What [Rohit] has to say about
How Leaders Should Adopt AI in Customer Support?
AI adoption in customer support must begin with intent, not urgency. When leaders chase speed or cost reduction alone, they miss the real opportunity. AI should remove friction from work that drains human energy, not distance people from customers.
The right place to start is repetitive, low judgment interactions. Using AI to handle order status or basic troubleshooting gives teams time for conversations where context and empathy matter. This shift improves customer outcomes and restores purpose to support roles.
AI must work with people, not around them. The strongest adoption happens when AI assists with summarising conversations or drafting responses, while decisions remain human. When agents feel supported rather than overridden, trust follows.

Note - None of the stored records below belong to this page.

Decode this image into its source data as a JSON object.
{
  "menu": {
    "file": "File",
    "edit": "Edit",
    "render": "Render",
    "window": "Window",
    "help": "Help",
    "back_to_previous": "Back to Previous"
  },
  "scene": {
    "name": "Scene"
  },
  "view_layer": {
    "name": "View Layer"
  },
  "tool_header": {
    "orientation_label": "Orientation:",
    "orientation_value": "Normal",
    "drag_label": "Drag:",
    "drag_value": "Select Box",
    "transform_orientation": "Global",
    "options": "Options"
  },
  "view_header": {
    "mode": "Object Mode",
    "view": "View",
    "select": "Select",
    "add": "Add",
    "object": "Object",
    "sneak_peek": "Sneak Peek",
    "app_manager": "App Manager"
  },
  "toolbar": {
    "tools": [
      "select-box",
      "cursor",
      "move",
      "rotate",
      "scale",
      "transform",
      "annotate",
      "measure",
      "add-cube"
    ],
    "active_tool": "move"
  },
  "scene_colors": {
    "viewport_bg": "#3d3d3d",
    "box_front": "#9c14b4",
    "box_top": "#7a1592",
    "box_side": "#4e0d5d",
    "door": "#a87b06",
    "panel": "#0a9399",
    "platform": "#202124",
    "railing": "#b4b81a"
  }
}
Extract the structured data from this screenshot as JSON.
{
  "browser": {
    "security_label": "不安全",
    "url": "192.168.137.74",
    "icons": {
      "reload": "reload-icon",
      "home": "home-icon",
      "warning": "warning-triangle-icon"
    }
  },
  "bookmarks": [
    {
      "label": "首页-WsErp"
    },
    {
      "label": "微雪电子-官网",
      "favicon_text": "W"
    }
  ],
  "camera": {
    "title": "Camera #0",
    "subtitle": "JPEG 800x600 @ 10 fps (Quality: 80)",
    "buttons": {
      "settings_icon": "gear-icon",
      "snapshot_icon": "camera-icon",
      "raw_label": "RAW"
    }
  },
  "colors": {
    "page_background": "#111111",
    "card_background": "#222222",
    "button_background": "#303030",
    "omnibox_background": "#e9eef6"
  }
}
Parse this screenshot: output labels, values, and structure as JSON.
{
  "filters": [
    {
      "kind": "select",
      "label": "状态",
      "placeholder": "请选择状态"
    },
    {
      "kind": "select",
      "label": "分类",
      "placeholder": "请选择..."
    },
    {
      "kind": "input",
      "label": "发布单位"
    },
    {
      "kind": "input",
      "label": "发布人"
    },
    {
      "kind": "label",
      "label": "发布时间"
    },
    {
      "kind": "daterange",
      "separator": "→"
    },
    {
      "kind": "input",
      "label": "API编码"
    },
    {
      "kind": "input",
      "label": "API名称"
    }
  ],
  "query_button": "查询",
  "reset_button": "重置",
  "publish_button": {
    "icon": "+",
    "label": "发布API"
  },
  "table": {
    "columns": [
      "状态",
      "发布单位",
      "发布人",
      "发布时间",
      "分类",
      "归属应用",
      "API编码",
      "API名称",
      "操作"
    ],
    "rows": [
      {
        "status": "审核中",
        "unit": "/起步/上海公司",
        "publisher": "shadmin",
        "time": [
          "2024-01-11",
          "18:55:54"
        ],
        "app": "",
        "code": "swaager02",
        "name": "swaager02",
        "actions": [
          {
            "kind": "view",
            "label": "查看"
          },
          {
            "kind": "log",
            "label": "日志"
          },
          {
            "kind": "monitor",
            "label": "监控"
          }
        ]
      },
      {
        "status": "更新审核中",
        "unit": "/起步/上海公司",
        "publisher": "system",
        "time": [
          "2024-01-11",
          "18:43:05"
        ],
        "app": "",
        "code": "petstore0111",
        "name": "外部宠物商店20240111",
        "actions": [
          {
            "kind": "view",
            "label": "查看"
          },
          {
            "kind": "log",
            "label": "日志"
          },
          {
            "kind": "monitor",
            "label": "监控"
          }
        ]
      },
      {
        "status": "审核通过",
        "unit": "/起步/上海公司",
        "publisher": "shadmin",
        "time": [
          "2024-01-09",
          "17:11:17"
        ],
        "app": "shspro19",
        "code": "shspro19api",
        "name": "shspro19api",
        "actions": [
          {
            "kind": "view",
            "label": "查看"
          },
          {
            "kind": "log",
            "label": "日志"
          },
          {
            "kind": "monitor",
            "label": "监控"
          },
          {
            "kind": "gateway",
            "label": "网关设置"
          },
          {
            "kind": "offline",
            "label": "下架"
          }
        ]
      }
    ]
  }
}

Boundaries are essential. Accountability cannot be automated. AI can recommend actions, but ownership must stay with people. Customers may value speed, but they trust organisations that stand behind decisions and make escalation visible.
Learning must be continuous. When AI gets something wrong, that feedback strengthens the system. Teams that review these moments openly improve faster than those that treat errors as exceptions.
People readiness matters more than scale. Leaders who explain why AI is being introduced and how roles will evolve create confidence, not resistance.
AI in customer support is not about replacing human effort. It is about preserving it, so judgment, empathy, and meaningful problem solving can scale.